The penalty for the fight: a four-game suspension for Seymour, which the teen only found out about two weeks later.

Seymour and his father, Alan Bale, expected the mistake to be rectified easily, but Hockey Montreal refused to budge, saying it was too late to correct the initial error.

For Seymour, who loves hockey, the whole situation has been upsetting.

"I was really angry about a week ago. I'm probably past angry. I'm really sad about it. It's just really disappointing," Seymour told CBC Montreal's Daybreak.

Coach missed ref's error

It was number 19, one of Seymour's teammates, who started the fist fight and was removed from the ice on Oct. 22. 

But when the referee took down the wrong number, Seymour's coach failed to notice. Bale said it was only the coach's second week with the team, and she was still learning everyone's names and numbers.

However, Hockey Montreal ruled that Seymour's coach should have known to check for mistakes on the referee's scoresheet.

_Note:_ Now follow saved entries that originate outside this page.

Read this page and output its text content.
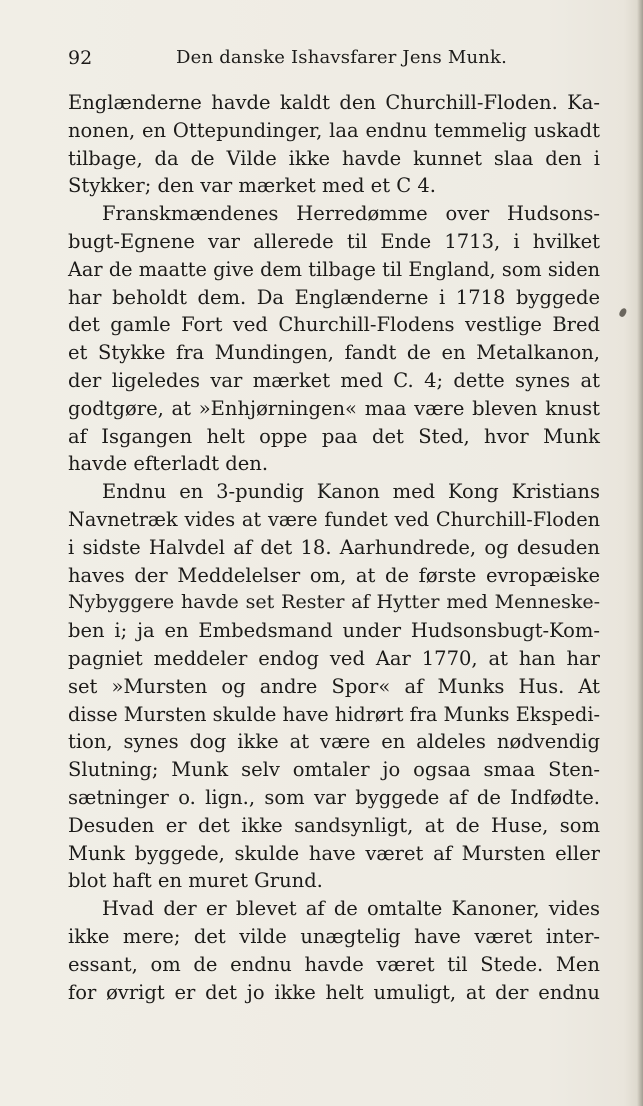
92	Den danske Ishavsfarer Jens Munk.
Englænderne havde kaldt den Churchill-Floden. Ka-
nonen, en Ottepundinger, laa endnu temmelig uskadt
tilbage, da de Vilde ikke havde kunnet slaa den i
Stykker; den var mærket med et C 4.
Franskmændenes Herredømme over Hudsons-
bugt-Egnene var allerede til Ende 1713, i hvilket
Aar de maatte give dem tilbage til England, som siden
har beholdt dem. Da Englænderne i 1718 byggede
det gamle Fort ved Churchill-Flodens vestlige Bred
et Stykke fra Mundingen, fandt de en Metalkanon,
der ligeledes var mærket med C. 4; dette synes at
godtgøre, at »Enhjørningen« maa være bleven knust
af Isgangen helt oppe paa det Sted, hvor Munk
havde efterladt den.
Endnu en 3-pundig Kanon med Kong Kristians
Navnetræk vides at være fundet ved Churchill-Floden
i sidste Halvdel af det 18. Aarhundrede, og desuden
haves der Meddelelser om, at de første evropæiske
Nybyggere havde set Rester af Hytter med Menneske-
ben i; ja en Embedsmand under Hudsonsbugt-Kom-
pagniet meddeler endog ved Aar 1770, at han har
set »Mursten og andre Spor« af Munks Hus. At
disse Mursten skulde have hidrørt fra Munks Ekspedi-
tion, synes dog ikke at være en aldeles nødvendig
Slutning; Munk selv omtaler jo ogsaa smaa Sten-
sætninger o. lign., som var byggede af de Indfødte.
Desuden er det ikke sandsynligt, at de Huse, som
Munk byggede, skulde have været af Mursten eller
blot haft en muret Grund.
Hvad der er blevet af de omtalte Kanoner, vides
ikke mere; det vilde unægtelig have været inter-
essant, om de endnu havde været til Stede. Men
for øvrigt er det jo ikke helt umuligt, at der endnu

"Especially when the coach is an ex-referee from Hockey Montreal for about 10 years, she knows the rules; she knows what they have to do," explained Serge Guay, the chair of Hockey Montreal's disciplinary committee.

Since the Chevaliers's coach was oblivious to the scoresheet error, Seymour went on to play the next two games, while number 19 sat out.

When Hockey Montreal found out Seymour had played when he was supposed to be suspended, the coach was suspended as well — and both games Seymour had played reverted to automatic losses.

'They refused to budge'

After learning of the suspension, Bale scheduled a meeting with Hockey Montreal's disciplinary committee. He expected that once committee members understood the mistake, they would apologize and allow Seymour back on the ice.

"I assumed at every level that this would be sorted out; it was such a clear-cut, ridiculous case," said Bale.

"I assumed some sane person somewhere must be involved in the organization that is going to realize that there is no benefit to suspending a player who did nothing."

Instead, Hockey Montreal upheld the suspension, arguing that the coach is to blame — something that left Seymour dismayed. 

"They're blaming these volunteers who give up their time to teach kids how to play hockey, and they're attacking them. I just thought that was awful," he said.

Hockey Montreal has never outright acknowledged anything unfair in the organization's dealings with Seymour, even though it has acknowledged he was not the player involved in the Oct. 22 fight. It removed an extra two-game suspension Seymour faced after the two players involved in the fight said Seymour played no part in it.

Too late?

Hockey Montreal has taken the position that Seymour's coach waited too long to seek a correction, contravening regulations about the timeline set out by Hockey Quebec.

Hockey Quebec, however, says that there's no such deadline.

"It's just a question of using common sense sometimes, like anything else in life," said Yvan Dallaire, Hockey Quebec's director of rules and regulations. "If you're 100 per cent sure that it's the wrong number, you just change it, and that's it."

"Nobody wants to penalize a kid that doesn't deserve it, and nobody wants to let a player who deserves to be suspended play when he deserves to be suspended."

Hockey Quebec says it is now looking into the issue.

While Seymour has already sat out three of the four games for which he was suspended, his father said he still hopes he'll be able to play the fourth game.

Bale is also asking for an apology from Hockey Montreal.

"It's his outlet. It's the thing he enjoys most in life, besides his family and his pets," said Bale.

"I think this is just morally wrong. It's just the wrong thing to do."